Women Off To Mars, The Moon

During an interview on the radio show Science Friday, NASA Administrator Jim Bridenstine revealed that the agency is ensuring that there will be "a broad and diverse set of talent" in its future missions, specifically on manned missions to Mars and the moon.

While a total of 12 men have already been on the moon, not a single woman have ever marked this milestone.

When asked about the potential of a woman making it to the moon, Bridenstine answered "absolutely."

"In fact, it's likely to be a woman, the first next person on the moon," the NASA head continued. "It's also true that the first person on Mars is likely to be a woman."

First Ever All-Female Spacewalk Also Coming Up

Another significant milestone that's coming up is the first all-woman spacewalk in history set for March 29.

According to a report from Space, Anna McClain and Christina Koch will be working on upgrades outside the International Space Station. Women will also head Mission Control with lead flight director Mary Lawrence overseeing the crew and Jackie Kagey serving as lead spacewalk officer.

The spacewalk wasn't initially planned as an all-woman event. However, NASA's Stephanie Schierholz said that it was just good fortune that it worked out that way, especially that it falls within the Women's History Month.

NASA's Sights Are Set On Mars

Out of all the planets in the solar system, Mars displays the greatest potential to sustain life. Thus, NASA is making it a priority to explore the Red Planet and learn more about its potential with the agency's Mars Exploration Program.

Part of the program is the Mars 2020 rover mission, which will look for signs of habitable conditions in the planet's history as well as signs of past microbial life.
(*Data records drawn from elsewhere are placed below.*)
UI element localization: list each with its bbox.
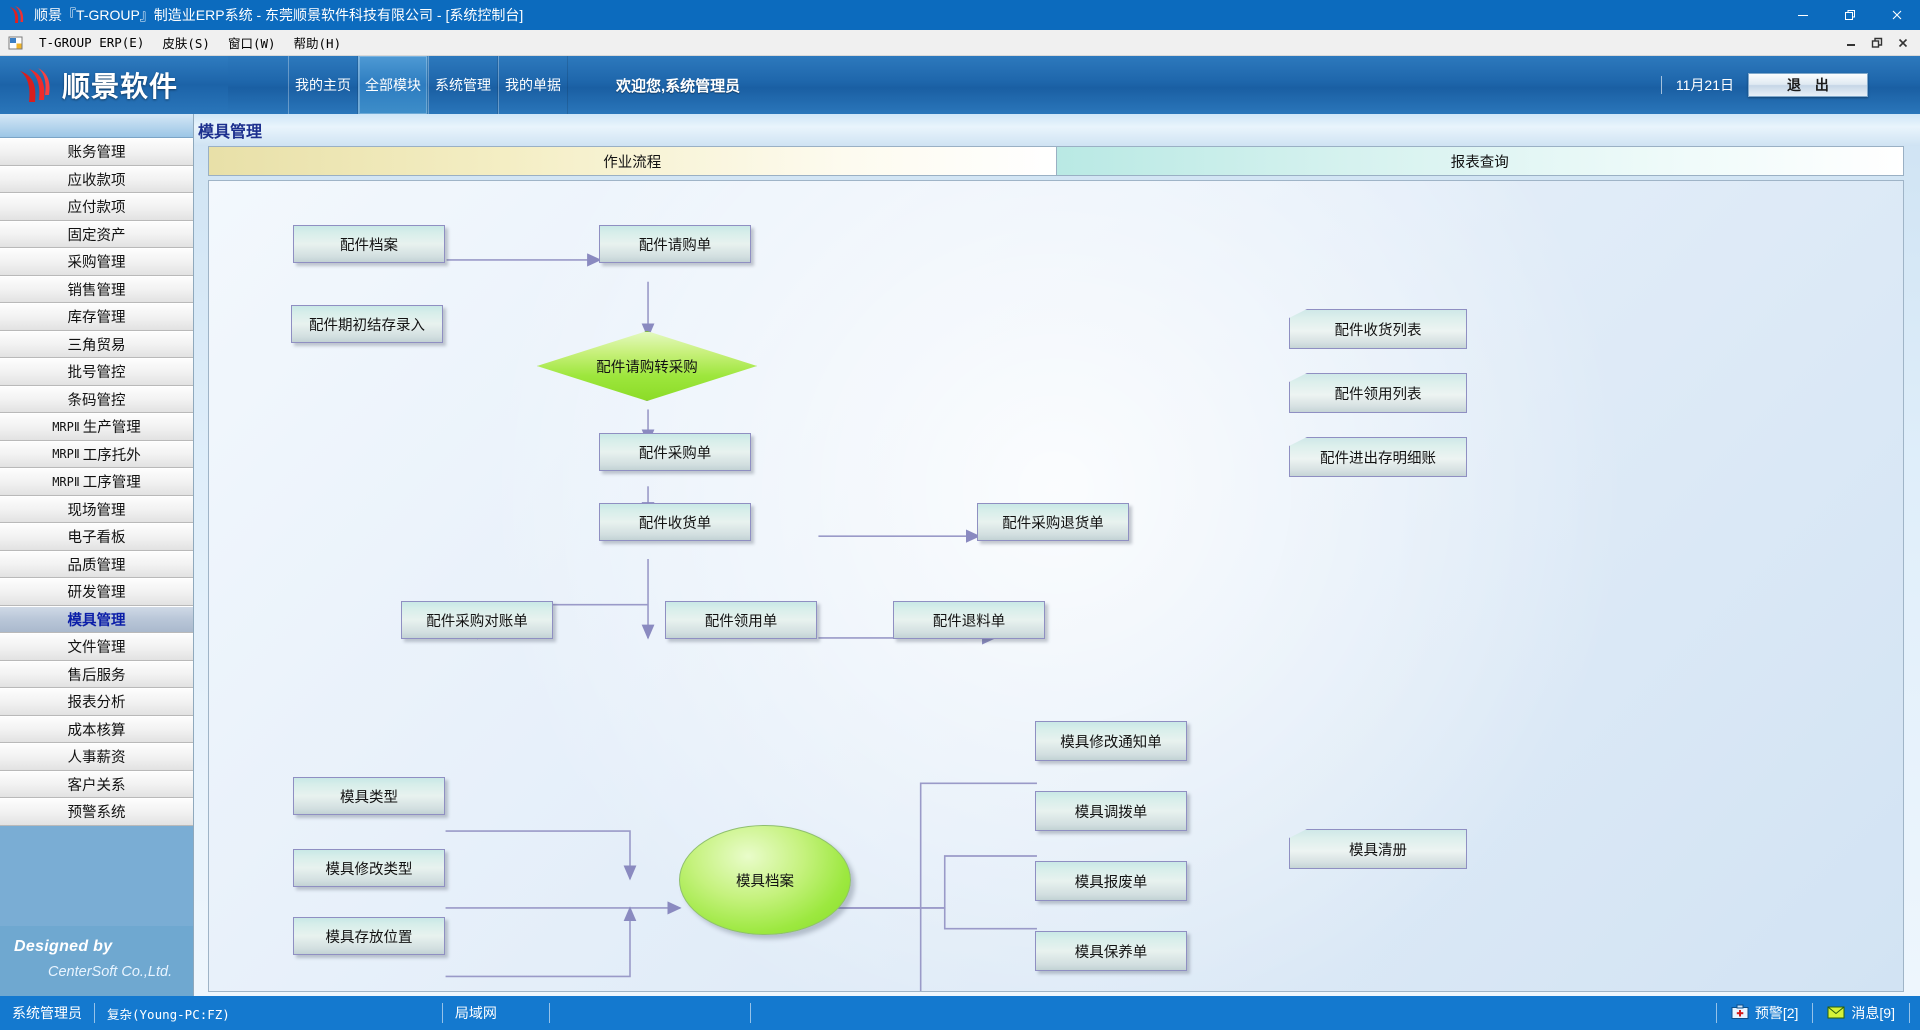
flow-node-mold-transfer[interactable]: 模具调拨单 [1035, 791, 1187, 831]
menu-item-help[interactable]: 帮助(H) [285, 31, 351, 54]
sidebar-item-rnd[interactable]: 研发管理 [0, 578, 193, 606]
menu-item-window[interactable]: 窗口(W) [219, 31, 285, 54]
header-right-zone: 11月21日 退 出 [1661, 56, 1920, 114]
sidebar-item-e-kanban[interactable]: 电子看板 [0, 523, 193, 551]
sidebar-item-hr-payroll[interactable]: 人事薪资 [0, 743, 193, 771]
body-wrapper: 账务管理 应收款项 应付款项 固定资产 采购管理 销售管理 库存管理 三角贸易 … [0, 114, 1920, 996]
sidebar-item-mrp2-outsourcing[interactable]: MRPⅡ工序托外 [0, 441, 193, 469]
flow-node-mold-master[interactable]: 模具档案 [679, 825, 851, 935]
welcome-message: 欢迎您,系统管理员 [616, 56, 740, 114]
maximize-button[interactable] [1826, 0, 1873, 30]
tab-system-admin[interactable]: 系统管理 [428, 56, 498, 114]
flow-node-mold-scrap[interactable]: 模具报废单 [1035, 861, 1187, 901]
window-title-text: 顺景『T-GROUP』制造业ERP系统 - 东莞顺景软件科技有限公司 - [系统… [34, 5, 523, 25]
page-title-bar: 模具管理 [194, 114, 1920, 146]
flow-node-parts-purchase-order[interactable]: 配件采购单 [599, 433, 751, 471]
sidebar-item-lot-control[interactable]: 批号管控 [0, 358, 193, 386]
sidebar-item-triangle-trade[interactable]: 三角贸易 [0, 331, 193, 359]
tab-all-modules[interactable]: 全部模块 [358, 56, 428, 114]
designer-credit-line2: CenterSoft Co.,Ltd. [48, 964, 172, 980]
flow-node-mold-type[interactable]: 模具类型 [293, 777, 445, 815]
sidebar-item-alert-system[interactable]: 预警系统 [0, 798, 193, 826]
sidebar-item-shopfloor[interactable]: 现场管理 [0, 496, 193, 524]
flow-node-mold-maintenance[interactable]: 模具保养单 [1035, 931, 1187, 971]
flow-node-parts-issue[interactable]: 配件领用单 [665, 601, 817, 639]
flowchart-canvas: 配件档案 配件请购单 配件期初结存录入 配件请购转采购 配件采购单 配件收货单 … [209, 181, 1903, 991]
status-divider [750, 1003, 751, 1023]
sidebar: 账务管理 应收款项 应付款项 固定资产 采购管理 销售管理 库存管理 三角贸易 … [0, 114, 194, 996]
sidebar-item-inventory[interactable]: 库存管理 [0, 303, 193, 331]
flow-node-mold-modify-type[interactable]: 模具修改类型 [293, 849, 445, 887]
close-button[interactable] [1873, 0, 1920, 30]
flow-node-parts-master[interactable]: 配件档案 [293, 225, 445, 263]
status-alerts-label: 预警[2] [1755, 1003, 1799, 1023]
status-messages-badge[interactable]: 消息[9] [1813, 1003, 1909, 1023]
app-header: 顺景软件 我的主页 全部模块 系统管理 我的单据 欢迎您,系统管理员 11月21… [0, 56, 1920, 114]
sidebar-item-purchasing[interactable]: 采购管理 [0, 248, 193, 276]
envelope-icon [1827, 1005, 1845, 1022]
flow-node-requisition-to-po[interactable]: 配件请购转采购 [537, 331, 757, 401]
shunjing-brand-icon [14, 65, 54, 105]
flow-node-parts-inventory-ledger[interactable]: 配件进出存明细账 [1289, 437, 1467, 477]
flow-node-parts-purchase-reconciliation[interactable]: 配件采购对账单 [401, 601, 553, 639]
header-divider [1661, 76, 1662, 94]
main-panel: 模具管理 作业流程 报表查询 [194, 114, 1920, 996]
flowchart-canvas-frame: 配件档案 配件请购单 配件期初结存录入 配件请购转采购 配件采购单 配件收货单 … [208, 180, 1904, 992]
alert-kit-icon [1731, 1004, 1749, 1023]
flow-node-mold-change-notice[interactable]: 模具修改通知单 [1035, 721, 1187, 761]
sidebar-item-document[interactable]: 文件管理 [0, 633, 193, 661]
sidebar-item-crm[interactable]: 客户关系 [0, 771, 193, 799]
flow-node-parts-receipt[interactable]: 配件收货单 [599, 503, 751, 541]
sidebar-filler [0, 826, 193, 927]
exit-button[interactable]: 退 出 [1748, 73, 1868, 97]
sidebar-item-sales[interactable]: 销售管理 [0, 276, 193, 304]
sidebar-item-cost-accounting[interactable]: 成本核算 [0, 716, 193, 744]
flow-node-parts-receipt-list[interactable]: 配件收货列表 [1289, 309, 1467, 349]
tab-work-flow[interactable]: 作业流程 [209, 147, 1056, 175]
tab-report-query[interactable]: 报表查询 [1056, 147, 1904, 175]
brand-name: 顺景软件 [62, 65, 178, 105]
flow-node-parts-opening-balance[interactable]: 配件期初结存录入 [291, 305, 443, 343]
sidebar-item-barcode-control[interactable]: 条码管控 [0, 386, 193, 414]
flow-node-parts-purchase-return[interactable]: 配件采购退货单 [977, 503, 1129, 541]
header-date: 11月21日 [1676, 75, 1734, 95]
mdi-close-button[interactable] [1890, 32, 1916, 54]
status-alerts-badge[interactable]: 预警[2] [1717, 1003, 1813, 1023]
menu-item-skin[interactable]: 皮肤(S) [153, 31, 219, 54]
sidebar-item-quality[interactable]: 品质管理 [0, 551, 193, 579]
sidebar-item-mold-management[interactable]: 模具管理 [0, 606, 193, 634]
status-bar: 系统管理员 复杂(Young-PC:FZ) 局域网 预警[2] [0, 996, 1920, 1030]
menu-bar: T-GROUP ERP(E) 皮肤(S) 窗口(W) 帮助(H) [0, 30, 1920, 56]
status-network: 局域网 [443, 1002, 509, 1024]
sidebar-item-accounting[interactable]: 账务管理 [0, 138, 193, 166]
sidebar-item-after-sales[interactable]: 售后服务 [0, 661, 193, 689]
page-title: 模具管理 [198, 118, 262, 142]
flow-node-parts-issue-list[interactable]: 配件领用列表 [1289, 373, 1467, 413]
flow-node-mold-storage-location[interactable]: 模具存放位置 [293, 917, 445, 955]
mdi-window-icon [8, 35, 24, 51]
tab-my-home[interactable]: 我的主页 [288, 56, 358, 114]
brand-logo: 顺景软件 [0, 56, 228, 114]
sidebar-item-fixed-assets[interactable]: 固定资产 [0, 221, 193, 249]
sidebar-item-mrp2-process[interactable]: MRPⅡ工序管理 [0, 468, 193, 496]
flow-node-mold-inventory-book[interactable]: 模具清册 [1289, 829, 1467, 869]
header-nav-tabs: 我的主页 全部模块 系统管理 我的单据 [288, 56, 568, 114]
designer-credit-line1: Designed by [14, 938, 112, 956]
flow-node-parts-requisition[interactable]: 配件请购单 [599, 225, 751, 263]
window-title-bar: 顺景『T-GROUP』制造业ERP系统 - 东莞顺景软件科技有限公司 - [系统… [0, 0, 1920, 30]
app-logo-icon [6, 4, 28, 26]
tab-my-documents[interactable]: 我的单据 [498, 56, 568, 114]
sidebar-item-payables[interactable]: 应付款项 [0, 193, 193, 221]
flow-node-requisition-to-po-label: 配件请购转采购 [596, 356, 698, 377]
status-right-zone: 预警[2] 消息[9] [1716, 1003, 1920, 1023]
status-user: 系统管理员 [0, 1002, 94, 1024]
flow-node-parts-material-return[interactable]: 配件退料单 [893, 601, 1045, 639]
sidebar-item-receivables[interactable]: 应收款项 [0, 166, 193, 194]
mdi-window-controls [1838, 30, 1916, 56]
menu-item-erp[interactable]: T-GROUP ERP(E) [30, 33, 153, 52]
mdi-restore-button[interactable] [1864, 32, 1890, 54]
content-tabs: 作业流程 报表查询 [208, 146, 1904, 176]
sidebar-item-report-analysis[interactable]: 报表分析 [0, 688, 193, 716]
mdi-minimize-button[interactable] [1838, 32, 1864, 54]
sidebar-cap [0, 114, 193, 138]
status-divider [1909, 1003, 1910, 1023]
status-messages-label: 消息[9] [1851, 1003, 1895, 1023]
sidebar-item-mrp2-production[interactable]: MRPⅡ生产管理 [0, 413, 193, 441]
status-divider [549, 1003, 550, 1023]
window-controls [1779, 0, 1920, 30]
sidebar-module-list: 账务管理 应收款项 应付款项 固定资产 采购管理 销售管理 库存管理 三角贸易 … [0, 138, 193, 826]
minimize-button[interactable] [1779, 0, 1826, 30]
sidebar-designer-credit: Designed by CenterSoft Co.,Ltd. [0, 926, 193, 996]
status-connection: 复杂(Young-PC:FZ) [95, 1002, 242, 1024]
The rover will also collect samples of significant rocks and soils, placing them in a cache on the planet's surface.

The administration's budget request for NASA's fiscal year of 2020 was even dubbed "Moon to Mars." It includes funds for a Mars sample return mission, which is expected to retrieve the samples collected by the 2020 rover.

"The moon is the proving ground; Mars is the horizon goal," Bridenstine explained.